The carbon isotopic composition of organic matter preserved in marine sediments provides a window into the global carbon cycle through geologic time, including variations in atmospheric CO2 levels. Traditional models for interpreting isotope records of marine phytoplankton assume that these archives primarily reflect kinetic isotope discrimination by the carbon-fixing enzyme RubisCO. However, some in vivo and in vitro measurements appear to contradict this assumption, indicating that significant questions remain about the mechanistic underpinning of algal isotopic signatures, including the role of carbon concentrating mechanisms (CCMs). Here, we present a general model to explain photosynthetic carbon isotope fractionation (εP) in marine red-lineage phytoplankton groups; the model reproduces existing chemostat and batch culture datasets with a normalized root mean squared error (nRMSE) of 6.8%. Our framework proposes that a nutrient- and light-dependent step upstream of RubisCO is a kinetic barrier to carbon acquisition and therefore represents a significant source of isotopic fractionation. We suggest this step represents a carbon concentrating strategy that becomes favorable to cells under conditions of excess photon flux.

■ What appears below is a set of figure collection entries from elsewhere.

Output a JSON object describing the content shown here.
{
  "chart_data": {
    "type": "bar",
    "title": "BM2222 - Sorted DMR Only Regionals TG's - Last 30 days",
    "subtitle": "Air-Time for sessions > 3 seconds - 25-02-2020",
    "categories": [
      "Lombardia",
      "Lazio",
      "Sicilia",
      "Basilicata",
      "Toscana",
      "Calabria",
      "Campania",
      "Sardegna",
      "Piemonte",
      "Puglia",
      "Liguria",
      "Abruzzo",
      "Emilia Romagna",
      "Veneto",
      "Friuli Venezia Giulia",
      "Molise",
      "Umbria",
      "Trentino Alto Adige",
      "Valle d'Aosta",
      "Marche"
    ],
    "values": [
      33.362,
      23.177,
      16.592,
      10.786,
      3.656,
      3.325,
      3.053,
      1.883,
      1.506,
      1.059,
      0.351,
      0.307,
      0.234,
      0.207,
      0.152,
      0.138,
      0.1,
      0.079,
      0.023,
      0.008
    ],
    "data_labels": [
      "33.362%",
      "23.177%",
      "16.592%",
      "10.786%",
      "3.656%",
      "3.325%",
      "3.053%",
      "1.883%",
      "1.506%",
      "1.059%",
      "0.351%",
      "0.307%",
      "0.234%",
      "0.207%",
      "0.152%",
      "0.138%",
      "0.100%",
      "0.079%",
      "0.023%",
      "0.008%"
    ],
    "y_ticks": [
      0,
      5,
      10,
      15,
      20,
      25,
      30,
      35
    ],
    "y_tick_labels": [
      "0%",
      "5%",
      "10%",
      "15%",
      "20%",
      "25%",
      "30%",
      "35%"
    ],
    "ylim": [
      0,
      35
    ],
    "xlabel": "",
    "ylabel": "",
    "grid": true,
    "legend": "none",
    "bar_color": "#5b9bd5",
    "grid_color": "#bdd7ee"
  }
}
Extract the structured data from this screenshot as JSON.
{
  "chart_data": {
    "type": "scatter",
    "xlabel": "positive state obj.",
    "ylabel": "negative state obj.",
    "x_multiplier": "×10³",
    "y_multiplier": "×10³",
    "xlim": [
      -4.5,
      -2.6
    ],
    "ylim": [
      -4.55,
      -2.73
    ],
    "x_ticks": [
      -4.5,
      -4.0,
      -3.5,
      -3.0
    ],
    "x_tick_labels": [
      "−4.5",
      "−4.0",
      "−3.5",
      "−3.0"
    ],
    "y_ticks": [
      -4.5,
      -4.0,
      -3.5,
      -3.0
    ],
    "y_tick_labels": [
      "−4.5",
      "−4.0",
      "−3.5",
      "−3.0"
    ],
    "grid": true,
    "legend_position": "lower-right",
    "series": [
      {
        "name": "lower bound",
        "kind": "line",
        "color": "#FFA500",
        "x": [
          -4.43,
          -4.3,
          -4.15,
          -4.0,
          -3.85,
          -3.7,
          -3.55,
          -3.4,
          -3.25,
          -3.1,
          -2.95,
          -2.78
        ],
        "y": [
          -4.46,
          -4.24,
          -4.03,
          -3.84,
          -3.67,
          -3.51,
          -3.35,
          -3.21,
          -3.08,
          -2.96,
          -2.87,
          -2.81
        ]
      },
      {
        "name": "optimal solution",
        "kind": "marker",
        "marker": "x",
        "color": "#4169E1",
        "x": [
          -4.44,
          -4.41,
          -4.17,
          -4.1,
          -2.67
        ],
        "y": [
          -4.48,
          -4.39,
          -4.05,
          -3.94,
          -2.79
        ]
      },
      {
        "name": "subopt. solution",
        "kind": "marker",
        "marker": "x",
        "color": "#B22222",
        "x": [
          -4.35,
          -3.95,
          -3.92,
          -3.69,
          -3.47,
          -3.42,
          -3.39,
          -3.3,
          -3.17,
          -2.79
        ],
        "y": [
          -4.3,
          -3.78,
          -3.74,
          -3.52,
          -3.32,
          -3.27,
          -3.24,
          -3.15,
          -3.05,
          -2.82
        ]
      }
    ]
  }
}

The primary implications are that RubisCO is predicted to exert minimal isotopic control in photon-rich, nutrient-limited regimes but becomes influential as growth becomes light-limited. This framework enables both environment-specific and taxon-specific isotopic predictions. By refining the mechanistic understanding of marine photosynthetic carbon isotope fractionation, we may begin to reconcile existing datasets and reexamine Phanerozoic isotope records—including the resulting CO2 reconstructions—by emphasizing the influence of different types of resource limitation on photosynthetic carbon acquisition.